Por exemplo: para quem recebe o salário mínimo ou não receba salário nenhum, dois mil kwanzas é uma quantia significativa. Não esqueçamos que o "Kwenda" distribui oito mil e 500 kwanzas por agregado familiar por mês, e as famílias que o recebem, e já são muitas, estão muito satisfeitas. Interessante ouvir repetidamente que tal pecúnia, recebida trimestralmente, tem permitido a muitas famílias no interior começar pequenos negócios. O que permitirá multiplicá-la e ter um papel não desprezível no agitar da economia das localidades empobrecidas. Entretanto, há outros que necessitam de uns milhões para poder sobreviver. Pois, consideram-se desamparados se não puderem satisfazer um conjunto de necessidades que artificialmente foram criando, e sem as quais julgam não poder viver. Umas colunas BeoLab 90, por exemplo, para ouvidos ultra-sensíveis (que, na maior parte dos casos, não são os dos seus possuidores, pois estes, quase sempre, as adquirem mais pelo status do que pela qualidade), e de que não vou dizer o preço para não ferir "as vistas" de quem lê esta crónica. Lá está, são números que magoam.

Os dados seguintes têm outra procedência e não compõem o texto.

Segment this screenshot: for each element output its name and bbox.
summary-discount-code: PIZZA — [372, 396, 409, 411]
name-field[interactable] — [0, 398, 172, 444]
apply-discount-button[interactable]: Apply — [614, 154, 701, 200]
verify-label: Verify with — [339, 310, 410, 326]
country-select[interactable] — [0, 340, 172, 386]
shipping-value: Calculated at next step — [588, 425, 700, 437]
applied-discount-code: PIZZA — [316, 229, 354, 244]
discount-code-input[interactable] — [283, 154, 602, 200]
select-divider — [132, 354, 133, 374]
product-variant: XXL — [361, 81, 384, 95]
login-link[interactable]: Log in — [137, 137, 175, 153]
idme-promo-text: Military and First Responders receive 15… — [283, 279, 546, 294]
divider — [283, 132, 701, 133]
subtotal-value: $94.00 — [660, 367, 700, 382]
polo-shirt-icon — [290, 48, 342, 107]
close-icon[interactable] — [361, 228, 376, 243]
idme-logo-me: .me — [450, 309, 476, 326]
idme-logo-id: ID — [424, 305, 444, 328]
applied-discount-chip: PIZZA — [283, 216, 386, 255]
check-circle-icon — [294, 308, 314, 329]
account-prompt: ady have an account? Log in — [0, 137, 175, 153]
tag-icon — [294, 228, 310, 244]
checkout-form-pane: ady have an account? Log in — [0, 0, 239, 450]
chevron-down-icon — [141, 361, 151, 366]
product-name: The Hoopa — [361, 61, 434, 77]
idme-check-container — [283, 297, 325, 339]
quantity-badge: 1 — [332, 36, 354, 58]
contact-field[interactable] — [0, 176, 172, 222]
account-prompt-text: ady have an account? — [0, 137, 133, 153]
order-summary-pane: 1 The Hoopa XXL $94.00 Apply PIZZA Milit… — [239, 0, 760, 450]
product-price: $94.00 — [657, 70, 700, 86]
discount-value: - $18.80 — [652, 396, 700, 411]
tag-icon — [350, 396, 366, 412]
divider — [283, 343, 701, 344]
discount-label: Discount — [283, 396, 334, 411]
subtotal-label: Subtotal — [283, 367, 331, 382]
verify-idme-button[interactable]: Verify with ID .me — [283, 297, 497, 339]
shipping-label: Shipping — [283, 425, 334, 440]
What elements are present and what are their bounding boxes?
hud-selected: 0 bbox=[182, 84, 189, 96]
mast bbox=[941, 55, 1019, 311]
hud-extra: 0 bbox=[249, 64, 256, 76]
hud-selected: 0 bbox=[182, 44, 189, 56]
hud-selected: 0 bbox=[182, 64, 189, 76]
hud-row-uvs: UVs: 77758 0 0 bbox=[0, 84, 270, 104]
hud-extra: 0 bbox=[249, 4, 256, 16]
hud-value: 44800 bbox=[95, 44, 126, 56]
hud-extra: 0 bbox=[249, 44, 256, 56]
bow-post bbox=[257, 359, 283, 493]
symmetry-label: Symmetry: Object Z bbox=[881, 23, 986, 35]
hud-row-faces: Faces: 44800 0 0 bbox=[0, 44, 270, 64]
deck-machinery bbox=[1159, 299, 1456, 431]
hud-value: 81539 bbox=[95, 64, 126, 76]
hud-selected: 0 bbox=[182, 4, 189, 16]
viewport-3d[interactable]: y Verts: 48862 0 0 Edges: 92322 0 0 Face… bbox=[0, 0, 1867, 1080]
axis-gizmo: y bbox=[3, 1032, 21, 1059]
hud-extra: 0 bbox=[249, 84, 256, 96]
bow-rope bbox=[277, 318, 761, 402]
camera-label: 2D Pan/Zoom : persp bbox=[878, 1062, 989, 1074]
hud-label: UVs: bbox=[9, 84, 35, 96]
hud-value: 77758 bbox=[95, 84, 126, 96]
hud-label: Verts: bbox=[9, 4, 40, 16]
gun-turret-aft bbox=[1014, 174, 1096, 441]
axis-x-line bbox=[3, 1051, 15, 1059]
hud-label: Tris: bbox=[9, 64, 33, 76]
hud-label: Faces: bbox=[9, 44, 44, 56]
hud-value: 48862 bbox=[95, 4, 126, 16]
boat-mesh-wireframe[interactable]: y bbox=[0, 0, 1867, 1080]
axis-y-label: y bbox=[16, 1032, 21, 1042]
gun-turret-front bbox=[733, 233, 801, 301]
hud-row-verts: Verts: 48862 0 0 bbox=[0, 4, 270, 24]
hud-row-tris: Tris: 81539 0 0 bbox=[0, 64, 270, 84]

Num dos telejornais da nossa insuspeita RNA, foi noticiado que foram arrestados e são geridos por fiéis depositários legalmente definidos, neste momento, mais de 14 mil milhões de dólares de activos. Quando os números já começam a ser mais longos escritos com algarismos do que quando o são por extenso, devemos olhar para eles com cuidado. Se calhar até com alguma reverência, pois não podemos ser insensíveis à sua magnitude. E fiquei a pensar: quantos desses investimentos continuavam efectivamente activos? E também como este termo, que era mais comummente utilizado quando aplicado aos miúdos irrequietos e aos anciãos cheios de saúde, entrou agora no léxico popular, vulgarizando-se essa sua nova acepção. Não pude deixar de recordar-me de uma notícia que foi alvo de enorme escrutínio, pelo menos nas redes sociais, e que não vi comentada por quem de direito, que referia o facto de se ter decidido distribuir 10% do valor dos activos recuperados para o Estado, pelos autores da apreensão. Eis algo com o qual estou profundamente em desacordo.
A monetarização extra de qualquer actividade parece-me o reconhecimento da falência da moral (e bons costumes, acrescentaria, se não fosse uma frase tão gasta). Afinal, quando o pessoal da Saúde recupera a vida de um cidadão, como deveremos valorizá-la? Quando um professor prepara uma criança para se tornar um exemplo de civismo e capacidade empreendedora, que percentagem deveria receber dos benefícios a que indirectamente deu origem?
Os números têm esta capacidade de gerar imagens, e nos despertar. E, por isso, os da pobreza multidimensional tanto nos ferem. Mesmo quando nos procuramos enganar com os truques habituais que utilizamos para diminuir o impacto das coisas que nos incomodam, eles mantêm-se ali. Irredutíveis, como os gauleses de Astérix. Os três homens que passam o dia junto aos contentores de lixo na rua onde moro, ou as crianças com cartazes "TENHO FOME, ME AJUDA SÓ", ou as mães que expõem os filhos junto aos supermercados, trazem-lhes sentido.
Os números só não devem servir para nos desanimar.